The New Zealand Herald
Ad: “Nobody Gets Closer…” http://www.aef.com/ad-campaigns/nobody-gets-closer/
I chose to focus on a series of four ads for my first one for the Newspaper Ads. Why? because how can I analyze just one of these four, when they are essentially a series. Throughout all four ads, it is the same man. First, he looks like a normal individual. The second ad, he has a black eye and it is swollen shut. By the third ad he’s smiling, revealing that, not only does he have a black eye, he also is missing quite a few teeth. The final ad, the fourth one, he’s missing another tooth and his ears are sticking out and look slightly torn. The caption below all of them says, “Nobody gets closer to World Cup Rugby.” This ad reflects that this particular rugby team in New Zealand is tough and extremely good, which is why they are able to make it to the World Cup Rugby. The goal of these advertisements, I feel, are to spark humor, to create interest, and to build pride. By doing a series of ads, subscribers will notice the slight changes in this man’s appearance. Anyone that isn’t a subscriber, and only sees one ad, the point will still come across fairly successfully. The humor comes from seeing the man’s appearance change and him going from a straight face, to a big, toothless grin.
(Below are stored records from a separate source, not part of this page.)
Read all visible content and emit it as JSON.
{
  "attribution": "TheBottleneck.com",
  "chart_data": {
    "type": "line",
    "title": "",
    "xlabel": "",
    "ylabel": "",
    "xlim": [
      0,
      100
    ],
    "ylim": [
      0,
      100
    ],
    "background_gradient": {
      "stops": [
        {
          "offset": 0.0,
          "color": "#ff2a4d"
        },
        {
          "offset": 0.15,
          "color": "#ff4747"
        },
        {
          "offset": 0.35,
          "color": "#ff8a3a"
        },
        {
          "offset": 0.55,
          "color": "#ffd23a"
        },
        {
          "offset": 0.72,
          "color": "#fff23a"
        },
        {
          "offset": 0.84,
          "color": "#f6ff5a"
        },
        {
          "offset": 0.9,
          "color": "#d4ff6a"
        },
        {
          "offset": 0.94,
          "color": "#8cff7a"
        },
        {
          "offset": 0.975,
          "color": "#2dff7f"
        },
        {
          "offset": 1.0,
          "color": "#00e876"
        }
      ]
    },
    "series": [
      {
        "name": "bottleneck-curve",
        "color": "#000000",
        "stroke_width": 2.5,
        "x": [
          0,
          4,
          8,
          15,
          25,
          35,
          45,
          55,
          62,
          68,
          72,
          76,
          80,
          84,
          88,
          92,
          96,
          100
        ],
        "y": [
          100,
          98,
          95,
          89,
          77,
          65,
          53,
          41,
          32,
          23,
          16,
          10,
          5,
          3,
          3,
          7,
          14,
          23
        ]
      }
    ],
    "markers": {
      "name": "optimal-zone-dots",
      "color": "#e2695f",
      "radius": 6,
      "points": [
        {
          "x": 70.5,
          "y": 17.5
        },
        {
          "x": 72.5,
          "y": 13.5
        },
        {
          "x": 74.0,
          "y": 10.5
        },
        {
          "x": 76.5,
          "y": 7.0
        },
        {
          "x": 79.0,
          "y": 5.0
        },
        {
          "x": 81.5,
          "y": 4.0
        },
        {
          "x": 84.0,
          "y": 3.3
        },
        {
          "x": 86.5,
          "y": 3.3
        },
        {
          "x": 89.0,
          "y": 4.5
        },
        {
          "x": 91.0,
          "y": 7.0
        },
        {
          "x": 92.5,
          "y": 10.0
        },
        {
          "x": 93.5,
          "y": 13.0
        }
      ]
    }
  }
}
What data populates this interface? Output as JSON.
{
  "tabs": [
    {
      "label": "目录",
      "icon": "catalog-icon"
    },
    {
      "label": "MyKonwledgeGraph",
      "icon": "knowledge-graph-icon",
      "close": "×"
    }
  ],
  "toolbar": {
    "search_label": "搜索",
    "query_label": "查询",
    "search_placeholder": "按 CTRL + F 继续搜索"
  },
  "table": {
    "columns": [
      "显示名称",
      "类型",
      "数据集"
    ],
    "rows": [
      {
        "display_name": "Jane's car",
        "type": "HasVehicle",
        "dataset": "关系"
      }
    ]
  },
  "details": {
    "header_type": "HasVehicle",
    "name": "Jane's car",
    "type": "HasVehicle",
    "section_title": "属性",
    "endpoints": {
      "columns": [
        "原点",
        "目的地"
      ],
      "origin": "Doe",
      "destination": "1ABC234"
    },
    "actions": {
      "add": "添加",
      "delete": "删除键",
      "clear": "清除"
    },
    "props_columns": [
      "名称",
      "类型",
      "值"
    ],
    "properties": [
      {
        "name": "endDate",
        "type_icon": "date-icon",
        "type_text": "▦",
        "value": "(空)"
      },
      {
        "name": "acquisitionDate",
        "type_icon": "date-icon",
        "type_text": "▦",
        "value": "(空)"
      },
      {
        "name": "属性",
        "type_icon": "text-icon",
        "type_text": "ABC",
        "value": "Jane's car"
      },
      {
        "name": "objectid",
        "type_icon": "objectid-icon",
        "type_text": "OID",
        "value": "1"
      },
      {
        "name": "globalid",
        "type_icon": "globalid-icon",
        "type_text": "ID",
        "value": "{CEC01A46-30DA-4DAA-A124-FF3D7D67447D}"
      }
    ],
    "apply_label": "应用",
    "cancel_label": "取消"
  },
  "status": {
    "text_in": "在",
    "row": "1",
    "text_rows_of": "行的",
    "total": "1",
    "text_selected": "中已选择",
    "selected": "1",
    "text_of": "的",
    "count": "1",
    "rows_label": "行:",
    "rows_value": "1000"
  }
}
The interest is developed based on the caption that The New Zealand Herald created. Then, the pride is based on both aspects of the humor and the interest. The objective is to make people interested in the World Cup Rugby and what the team is achieving.
The target market of the ad is rugby fans and enthusiasts, New Zealanders, and anyone who enjoys a good competition. The ad strives to get people interested in the World Cup Rugby. To go the extra mile, one can argue that supporting the New Zealand team is the overall goal. Having pride in your country is one of the best feelings a person can have and, unfortunately, there isn’t enough of that anymore [not that many have been given enough reasons to be proud].
Lakme Winter Care Lotion
Ad: “Winter Creams” http://www.aef.com/ad-campaigns/winter-creams/
This ad is fairly straightforward and subtle. This is a mirror image of the same face, but there is one significant difference between the two. The one on the left has newsprint all throughout the skin. At first it looks like the newsprint from the other half of the paper transferred onto the face, but it is one hundred percent intentional. There is no text in the eyes or the lips, it is strictly just on the skin. The face on the right, though, is completely clear. In the bottom right corner of the ad, there is a little bottle of lotion, which is for Winter Creams. The concept of the ad is show that this lotion is great for getting your skin to a point of being completely clear and beautiful. The ad is wanting to create astonishment within the reader/viewer because of the distinct difference between the two faces. The objective of this campaign was to convince people that this lotion is great at removing unwanted aspects of your face, such as wrinkles or text. It is great at clearing up your face.
The target market for this ad is anyone that desires to have greater skin. That, or someone who wishes to keep their skin looking great and wants to avoid it ever looking bad. The ad wants the viewer to consider purchasing this lotion in order to make their skin that much better. If the individual chooses to purchase and use this lotion, they will benefit by having better skin. By seeing the differences in the faces, it should motivate someone enough to purchase this lotion.
National D-Day Museum
Ad: “Hell Had Coordinates” http://www.aef.com/ad-campaigns/hell-had-coordinates/
This ad is referring to a time in World War II where troops were having to deal with horrible situations. When it came to storming the beaches, such as Omaha Beach, it was the worst place to be. So much so, the caption of the ad states, “AT 0630 ON JUNE 6, 1944, THE MEN OF THE 116TH DISCOVERED THAT HELL HAD COORDINATES.” There is an image of a soldier in the water, making his way to, what one can assume, is the shore. There is a description at the top of what all soldiers were facing that day at the beginning of the United States’ role during WWII. I feel that the purpose of this ad is to strike some fear and awe into the viewer/reader. No one should ever take lightly the sacrifices that were made all throughout WWII and never let the memory of those soldiers die out. The image itself is fairly frightful once you understand what exactly was going on that day in that exact image. Awe because of, honestly, the complete and utter amazement one should have when considering everything that those soldiers went through.
I believe the target audience is for those who want to have an understanding of history. Or those do not know that the National D-Day Museum of New Orleans even exists. Or anyone that is an enthusiast and has an appreciation and understanding of what this country has gone through and wants to continue supporting the remembrance of that history. The ad wants the viewer to understand that there was nothing easy, simple, or fun about D-Day.